Espero que lo que sí me gusta haya quedado igual de claro: de entrada, estos 100 juegos seleccionados, y los otros tantos que se anotaban al final de cada lista como alternativas. También una industria que cada vez es más industrias y permite nichos con modelos de negocio diferentes y más razonables. Una crítica que, poco a poco, va ganando en voces reflexivas y con establecimiento de la agenda propio. Un campo en el que personas que no verían jamás Stalker o El caballo de Turín se atreven con Death Stranding. Un atrevimiento con temas complejos que, de vez en cuando, está a la altura de las circunstancias. Una creatividad que siempre encuentra su camino. Unos consumidores exigentes que señalan las condiciones de producción de su hobby y piden textos más complejos.
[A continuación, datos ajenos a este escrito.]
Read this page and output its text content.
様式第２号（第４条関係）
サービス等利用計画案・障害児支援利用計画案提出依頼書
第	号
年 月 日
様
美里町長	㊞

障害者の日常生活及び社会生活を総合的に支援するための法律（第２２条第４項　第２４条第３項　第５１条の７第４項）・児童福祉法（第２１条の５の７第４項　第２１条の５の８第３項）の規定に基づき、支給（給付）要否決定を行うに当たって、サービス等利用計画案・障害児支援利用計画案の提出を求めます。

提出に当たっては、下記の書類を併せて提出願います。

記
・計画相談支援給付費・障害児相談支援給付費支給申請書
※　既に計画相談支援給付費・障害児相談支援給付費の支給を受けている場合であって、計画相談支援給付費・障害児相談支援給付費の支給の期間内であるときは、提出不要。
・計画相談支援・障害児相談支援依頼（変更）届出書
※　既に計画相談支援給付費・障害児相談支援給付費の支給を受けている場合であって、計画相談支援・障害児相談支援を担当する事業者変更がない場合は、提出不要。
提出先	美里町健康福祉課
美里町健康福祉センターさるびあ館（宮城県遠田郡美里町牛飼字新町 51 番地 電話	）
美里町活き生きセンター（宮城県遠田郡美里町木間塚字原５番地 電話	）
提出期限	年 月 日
Una voluntad, que no por idealista es menos loable, de usar el lenguaje del videojuego para discutir la realidad y mejorar las cosas. Unos jugadores que, como en el subforo de Reddit «PatientGamers«, deciden bajarse del ciclo de novedades y jugar a su ritmo. Una apreciación cada vez mayor del juego breve (nosotros empezamos con el Shortplay en 2015 y The Verge abrió una sección con el mismo concepto ¡y nombre! en 2017), lo que se traduce en un mayor respeto por el tiempo del jugador y un mayor desprecio al relleno. Una preservación cada vez mejor y más valorada. Y, sobre todo, una creciente difuminación de lo que significa «videojuego», etiqueta bajo la que caben cada vez más cosas y más jugadores.
En la actualidad juego quizá menos de lo que me gustaría pero, salvo excepciones por trabajo y rigor académico, juego a lo que me gusta. Elijo cosas manejables (la consulta a HowLongToBeat.com salva siempre de pozos cometiempos), combino producciones de todo tipo (le hago menos ascos al AAA de lo que pueda parecer aquí), no me torturo por abandonar juegos a medias, llego a ellos cuando me apetece y no cuando la novedad manda, hago el caso justo a las tendencias en los medios, me ahorro casi toda polémica en redes, paso del completismo y los logros y, esto es lo más importante, tengo siempre Taiko no Tatsujin a mano por si necesito volver a puertos seguros. Así puedo seguir, creo, hasta bien entrada esta década, y confieso que ya voy apuntando juegos para nuevas listas. Seguimos jugando, parece. Gracias por seguir leyendo. Keep on keeping on.